In [1, p. 62 exercise 3.13] it is requested to prove that the PSD of a real WSS random process is a real even function of frequency. Solution: The PSD of a WSS process is given by the Fourier transform of its autocorrelation function:
P_{xx}(f)=\sum\limits_{k=-\infty}^{\infty}r_{xx}[k]e^{-j2\pi f k}. (1)

We note that for a real process x[n], r_{xx}[k] will be also real thus we obtain the relations:
r^{\ast}_{xx}[k]=r_{xx}[-k]=r_{xx}[k]. (2)

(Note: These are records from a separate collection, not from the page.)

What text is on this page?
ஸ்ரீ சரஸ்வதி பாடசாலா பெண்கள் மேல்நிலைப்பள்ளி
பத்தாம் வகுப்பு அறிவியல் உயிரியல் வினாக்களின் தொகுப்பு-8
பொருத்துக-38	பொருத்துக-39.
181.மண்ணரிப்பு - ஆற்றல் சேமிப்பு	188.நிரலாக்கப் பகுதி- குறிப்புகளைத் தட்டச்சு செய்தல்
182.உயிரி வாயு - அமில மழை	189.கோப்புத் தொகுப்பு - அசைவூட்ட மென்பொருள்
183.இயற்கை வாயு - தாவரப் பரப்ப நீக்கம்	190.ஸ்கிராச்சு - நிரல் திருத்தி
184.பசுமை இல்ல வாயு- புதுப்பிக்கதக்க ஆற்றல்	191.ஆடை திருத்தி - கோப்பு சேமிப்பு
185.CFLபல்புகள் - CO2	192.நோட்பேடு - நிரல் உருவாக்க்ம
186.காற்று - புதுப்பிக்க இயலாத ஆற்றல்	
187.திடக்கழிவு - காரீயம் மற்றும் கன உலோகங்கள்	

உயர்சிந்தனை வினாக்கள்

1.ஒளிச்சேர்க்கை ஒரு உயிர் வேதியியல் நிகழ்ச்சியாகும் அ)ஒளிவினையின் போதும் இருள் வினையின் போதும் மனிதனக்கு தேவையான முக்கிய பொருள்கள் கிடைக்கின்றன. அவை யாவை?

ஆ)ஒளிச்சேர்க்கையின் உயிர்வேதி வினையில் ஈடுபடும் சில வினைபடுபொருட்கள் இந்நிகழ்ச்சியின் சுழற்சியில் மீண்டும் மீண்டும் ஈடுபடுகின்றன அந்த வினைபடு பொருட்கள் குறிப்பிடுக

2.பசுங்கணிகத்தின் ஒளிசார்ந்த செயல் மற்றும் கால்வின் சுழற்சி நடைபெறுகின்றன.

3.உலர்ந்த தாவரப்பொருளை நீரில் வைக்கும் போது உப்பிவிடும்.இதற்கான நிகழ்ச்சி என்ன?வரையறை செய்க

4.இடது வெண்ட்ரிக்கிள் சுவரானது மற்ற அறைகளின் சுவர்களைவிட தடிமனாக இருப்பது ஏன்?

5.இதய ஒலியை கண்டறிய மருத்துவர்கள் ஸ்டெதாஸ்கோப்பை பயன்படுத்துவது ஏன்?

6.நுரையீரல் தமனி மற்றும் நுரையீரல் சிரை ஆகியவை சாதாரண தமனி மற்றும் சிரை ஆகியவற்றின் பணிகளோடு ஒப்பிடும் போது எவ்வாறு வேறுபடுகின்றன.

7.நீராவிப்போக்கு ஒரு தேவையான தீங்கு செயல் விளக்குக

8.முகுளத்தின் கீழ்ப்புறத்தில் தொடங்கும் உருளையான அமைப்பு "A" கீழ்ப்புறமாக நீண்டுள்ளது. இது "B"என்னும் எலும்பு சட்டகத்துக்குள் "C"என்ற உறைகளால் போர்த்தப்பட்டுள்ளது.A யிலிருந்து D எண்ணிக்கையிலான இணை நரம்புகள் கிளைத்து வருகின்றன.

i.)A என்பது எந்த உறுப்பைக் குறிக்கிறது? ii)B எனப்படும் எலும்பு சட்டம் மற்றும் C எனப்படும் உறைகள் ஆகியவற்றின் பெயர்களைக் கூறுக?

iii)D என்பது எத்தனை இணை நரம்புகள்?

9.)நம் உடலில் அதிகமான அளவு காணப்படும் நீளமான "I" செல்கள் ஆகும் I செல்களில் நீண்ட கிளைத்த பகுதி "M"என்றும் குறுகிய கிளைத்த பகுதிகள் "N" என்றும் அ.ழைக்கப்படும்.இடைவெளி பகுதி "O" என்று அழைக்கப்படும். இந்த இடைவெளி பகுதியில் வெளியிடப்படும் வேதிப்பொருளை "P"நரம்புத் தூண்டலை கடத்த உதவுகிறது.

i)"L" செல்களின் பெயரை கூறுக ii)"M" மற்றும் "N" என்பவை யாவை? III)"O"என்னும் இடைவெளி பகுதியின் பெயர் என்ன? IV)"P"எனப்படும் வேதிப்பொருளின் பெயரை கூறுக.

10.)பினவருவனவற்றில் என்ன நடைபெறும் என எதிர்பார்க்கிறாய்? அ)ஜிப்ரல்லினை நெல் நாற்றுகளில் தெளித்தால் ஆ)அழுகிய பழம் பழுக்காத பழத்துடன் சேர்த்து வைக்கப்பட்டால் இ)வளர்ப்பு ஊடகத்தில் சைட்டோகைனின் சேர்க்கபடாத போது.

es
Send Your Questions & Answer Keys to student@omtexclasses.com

First let us prove that for a real WSS this function is even. Having the previous relations in mind:
P_{xx}(-f)=\sum\limits_{k=-\infty}^{\infty}r_{xx}[k]e^{j2\pi f k}
=\sum\limits_{k=-\infty}^{\infty}r_{xx}[-k]e^{j2\pi f k}

Let u=-k then
P_{xx}(-f)=\sum\limits_{u=-\infty}^{\infty}r_{xx}[u]e^{-j2\pi f u}
=P_{xx}(f) (3)

Thus we have shown that the PSD is symmetric P_{xx}(f)=P_{xx}(-f). The next step is to show that the PSD is also real. We know that the real part of a complex function is given as one half of the sum of the complex function with its complex conjugate form, that is Re\left\{P_{xx}(f)\right\}=\frac{1}{2}\left(P_{xx}(f)+P^{\ast}_{xx}(f)\right). Let’s determine the complex conjugate of the PSD:
P_{xx}^{\ast}(f)=\sum\limits_{k=-\infty}^{\infty}r^{\ast}_{xx}[k]e^{j2\pi f k}
=\sum\limits_{k=-\infty}^{\infty}r_{xx}[-k]e^{j2\pi f k}=P_{xx}(-f)=P_{xx}(f) (4)

Again relation (2) was used in order to obtain the last result. The real part of the PSD is thus given by
Re\left\{P_{xx}(f)\right\}=\frac{1}{2}\left(P_{xx}(f)+P^{\ast}_{xx}(f)\right)
=Re\left\{P_{xx}(f)\right\}=\frac{1}{2}\left(P_{xx}(f)+P_{xx}(f)\right)
=P_{xx}(f),

because of (4). So the real part of the PSD P_{xx}(f) is the PSD itself, or stating it in another way: the PSD of a WSS process is real. Thus together with (3) we have shown that the PSD of a real WSS random process is a real even function of frequency. QED.

[1] Steven M. Kay: “Modern Spectral Estimation – Theory and Applications”, Prentice Hall, ISBN: 0-13-598582-X.